Publié le 4 avril 2019 Mis à jour le 5 juin 2019
Date
Du 04 décembre 2019 au 06 décembre 2019
Lieu :MSH - 4 rue Ledru à Clermont-Ferrand
Lieu(x)
MSH - 4 rue Ledru à Clermont-Ferrand

Appel à communications 


Si la notion de durabilité (sustainability en anglais) continue d’être associée au Rapport Brundtland (1987) et au concept de développement durable, elle cherche de plus en plus à s’émanciper afin de proposer une représentation du monde cohérente avec les aspirations du moment. Tout doit être durable, l’agriculture, l’alimentation, les ressources naturelles, la biodiversité, l’eau, l’énergie, les villes, les territoires, le tourisme… Au risque de tomber dans la surenchère et l’excès, notre modèle de société doit s’inscrire dans une durabilité forte et refuser tout compromis avec de possibles camouflés (on peut citer ici la croissance verte, le greenwashing, le découplage ou encore le dernier né, l’innovation durable).

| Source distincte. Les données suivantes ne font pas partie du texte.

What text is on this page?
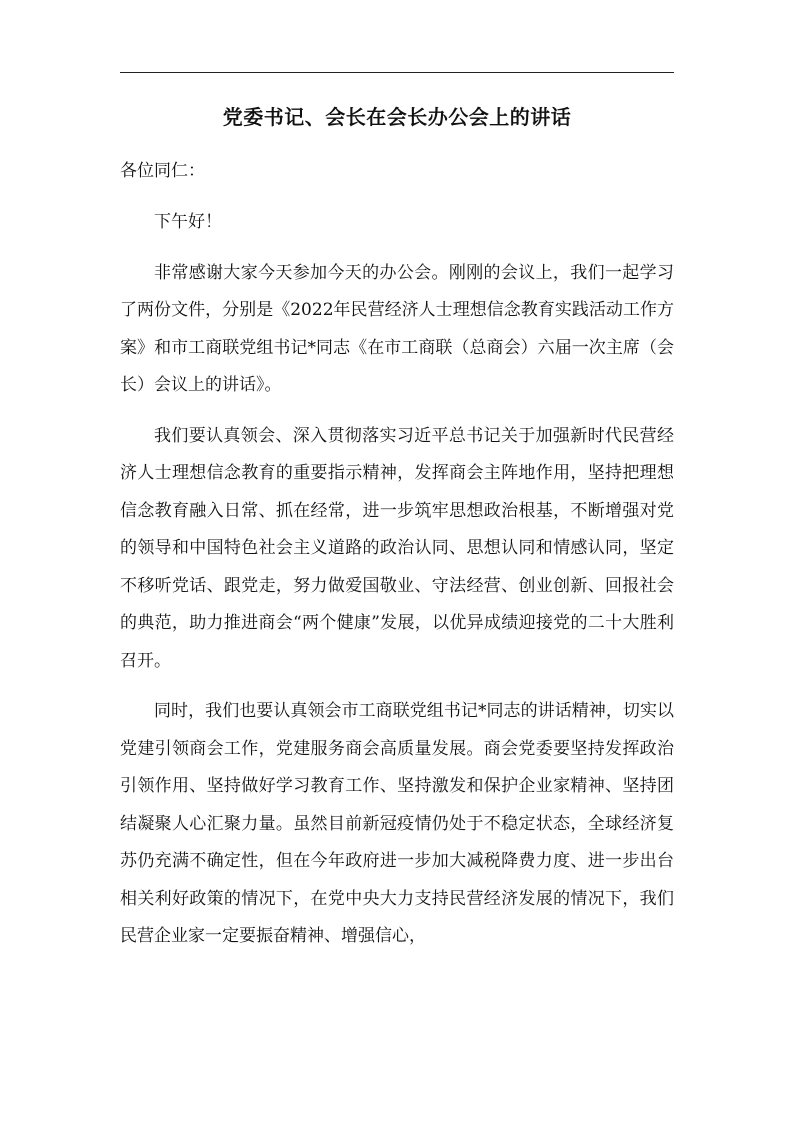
党委书记、会长在会长办公会上的讲话
各位同仁：

下午好！

非常感谢大家今天参加今天的办公会。刚刚的会议上，我们一起学习了两份文件，分别是《2022年民营经济人士理想信念教育实践活动工作方案》和市工商联党组书记*同志《在市工商联（总商会）六届一次主席（会长）会议上的讲话》。

我们要认真领会、深入贯彻落实习近平总书记关于加强新时代民营经济人士理想信念教育的重要指示精神，发挥商会主阵地作用，坚持把理想信念教育融入日常、抓在经常，进一步筑牢思想政治根基，不断增强对党的领导和中国特色社会主义道路的政治认同、思想认同和情感认同，坚定不移听党话、跟党走，努力做爱国敬业、守法经营、创业创新、回报社会的典范，助力推进商会“两个健康”发展，以优异成绩迎接党的二十大胜利召开。

同时，我们也要认真领会市工商联党组书记*同志的讲话精神，切实以党建引领商会工作，党建服务商会高质量发展。商会党委要坚持发挥政治引领作用、坚持做好学习教育工作、坚持激发和保护企业家精神、坚持团结凝聚人心汇聚力量。虽然目前新冠疫情仍处于不稳定状态，全球经济复苏仍充满不确定性，但在今年政府进一步加大减税降费力度、进一步出台相关利好政策的情况下，在党中央大力支持民营经济发展的情况下，我们民营企业家一定要振奋精神、增强信心，
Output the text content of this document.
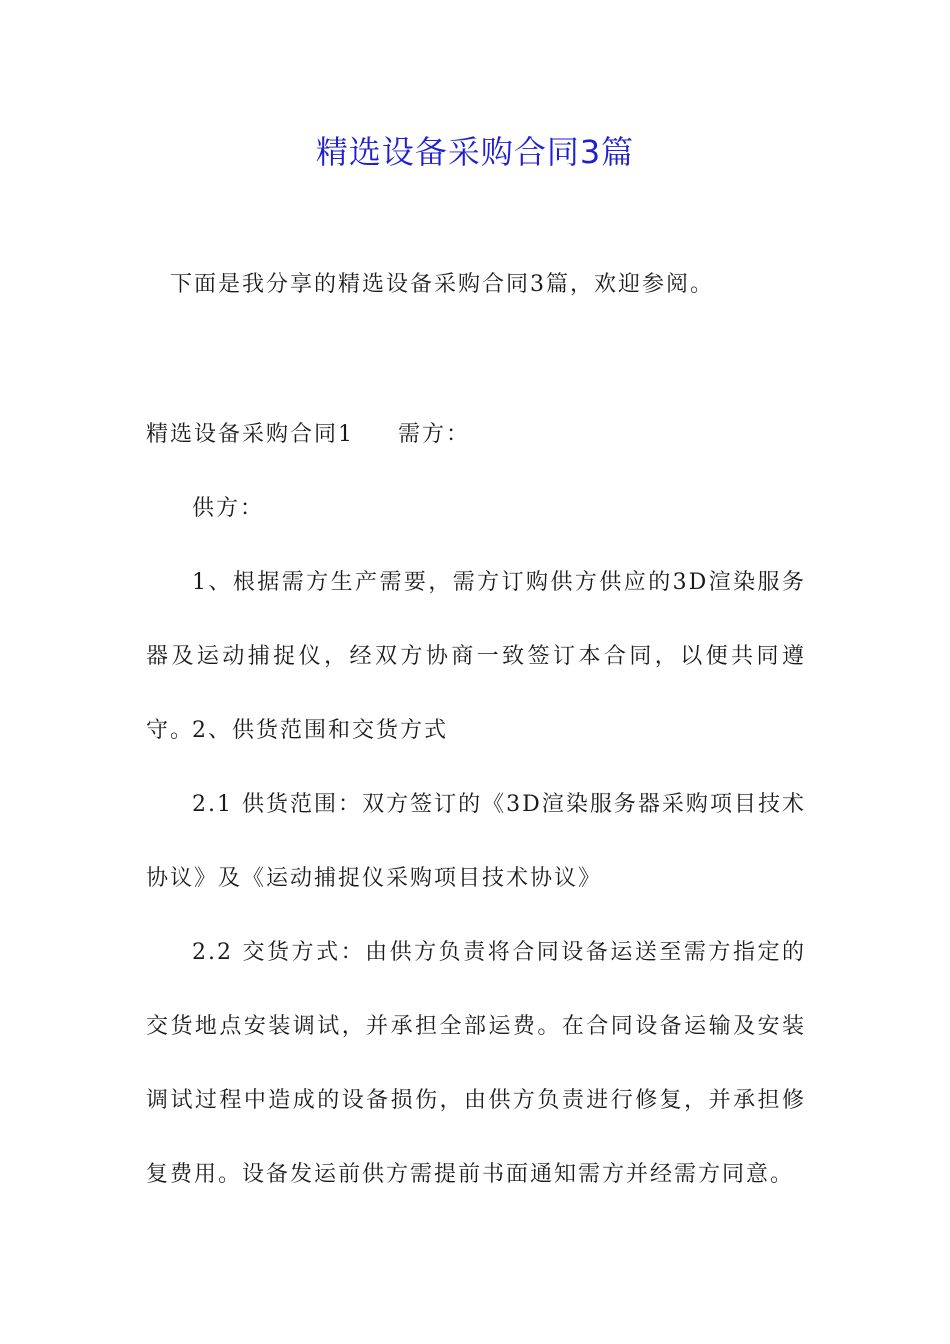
精选设备采购合同3篇

下面是我分享的精选设备采购合同3篇，欢迎参阅。

精选设备采购合同1 需方：

供方：

1、根据需方生产需要，需方订购供方供应的3D渲染服务器及运动捕捉仪，经双方协商一致签订本合同，以便共同遵守。

2、供货范围和交货方式

2.1 供货范围：双方签订的《3D渲染服务器采购项目技术协议》及《运动捕捉仪采购项目技术协议》

2.2 交货方式：由供方负责将合同设备运送至需方指定的交货地点安装调试，并承担全部运费。在合同设备运输及安装调试过程中造成的设备损伤，由供方负责进行修复，并承担修复费用。设备发运前供方需提前书面通知需方并经需方同意。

Cet engouement et ses attentes pour plus de durabilité dépassent le cadre environnemental. En effet, si la réduction de notre empreinte écologique constitue une nécessité, elle se voit associer à d’autres objectifs (les fameux ODD) qui revendiquent une certaine légitimité. L’éradication de la pauvreté, la réduction des inégalités, l’accès de tous à l’éducation, à l’électricité et à l’eau, le développement d’une énergie à 100% renouvelables… font partie des discours politiques, des cibles des grandes institutions internationales, mais également des revendications émanant des citoyens du monde. Les récents événements survenus en France, le mouvement des gilets jaunes, constitue à ce titre, une excellente illustration. Motivé par la hausse de la taxe intérieure de consommation sur les produits énergétiques, ce mouvement s’est progressivement élargi à d’autres revendications sociales (hausse du pouvoir d’achat, maintien des services publics, amélioration de la démocratie…), puis répandu dans un grand nombre de pays (Allemagne, Belgique, Espagne, Irlande, Royaume-Uni…).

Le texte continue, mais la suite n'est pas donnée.